L’infirmière vient s’asseoir sur le bord du lit. Elle lui demande si elle a réfléchi et si elle a pris une décision concernant son bébé. Adeline ne répond pas. -Pas encore. Souffler un peu juste un peu.-Mais de nouveau l’émotion la submerge et elle éclate en sanglots.
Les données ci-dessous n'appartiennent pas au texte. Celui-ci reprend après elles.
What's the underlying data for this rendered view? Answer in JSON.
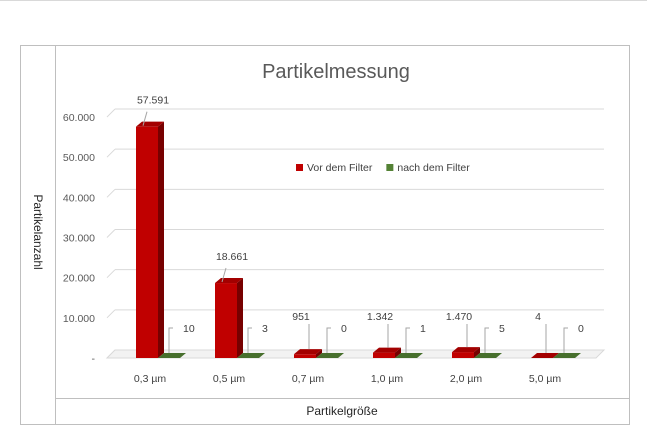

L’infirmière est bouleversée.-Quelle détresse ! Si jeune et si seule.-Elle prend Adeline dans ses bras et la berce comme on le ferait pour un enfant. Peu à peu le calme revient. Adeline désire une seule chose maintenant : voir son fils encore une fois.

La vespa mystérieuse

Adeline a mieux dormi et elle se sent calme et reposée. Allongée sur son lit, elle se repose. De temps à autre, elle se penche sur le berceau placé à côté d’elle. Son bébé est très sage aujourd’hui : il dort les poings fermés et il semble sourire dans son sommeil. Elle le trouve si beau avec ses cheveux noirs et soyeux et son petit nez retroussé. Pour le moment elle ne pense à rien. Elle veut juste profiter de ces moments rien que tous les deux. Il sera bien temps de réfléchir dans les jours à venir.
Pour se dégourdir un peu les jambes elle décide de se lever et s’approche de la fenêtre. Celle-ci donne sur une ruelle, face à un restaurant. Elle se penche un peu pour mieux voir et remarque une vespa garée devant la vitrine du restaurant. Son cœur fait un bond dans sa poitrine et ses jambes semblent ne plus vouloir la porter. Une vespa, c’est déjà rare de nos jours mais celle-ci, elle la reconnaîtrait entre mille ! Elle est en parfait état. Sa carrosserie rutilante, gris métallisé, brille de mille feux sous la lueur des lampadaires. On peut voir, fixée à l’avant, la roue de secours. Son long siège en cuir noir est la promesse de jolies balades à deux. Et des promenades romantiques, les bras serrés autour de la taille du conducteur, Adeline en a fait beaucoup. Elle ferme les yeux. Il lui semble encore sentir le vent souffler dans sa chevelure et des odeurs lui reviennent en mémoire : l’odeur de l’herbe mouillée un matin de printemps, l’odeur des lavandes en fleurs sur le plateau de Valensole, l’odeur des foins coupés à la fin de l’été… Que de souvenirs qu’elle croyait avoir oubliés ! Mais sa joie est de courte durée car bientôt une foule de questions se bousculent dans sa tête : -Où est le propriétaire de l’engin ? -Est-il venu là par hasard ou voulait-il la retrouver ? -Dans ce cas pourquoi s’est-il arrêté dans cette ruelle au lieu de venir directement à l’hôpital ? …

Une merveilleuse surprise

Adeline est restée longtemps derrière la vitre à guetter le retour du propriétaire de la vespa, mais en vain. Les pleurs de son bébé l’oblige à quitter son poste d’observation pour s’occuper de lui .Une fois rassasié, il s’endort et Adeline se précipite vers la fenêtre .Mais là, une terrible déception l’attend : la vespa a disparu ! Adeline est désespérée. Elle avait échafaudé tant de possibilités heureuses et voilà que tout s’effondre à nouveau. Mais on frappe à la porte et l’infirmière qui l’avait consolée la veille entre dans la chambre. Elle vient lui annoncer une bonne nouvelle. Elle lui a trouvé une place dans une maison qui accueille les jeunes mères en détresse. Cette maison est située en pleine campagne, cadre idéal pour se reposer, reprendre des forces et envisager l’avenir avec sérénité. Adeline est tellement fatiguée qu’elle accepte la proposition sans discuter.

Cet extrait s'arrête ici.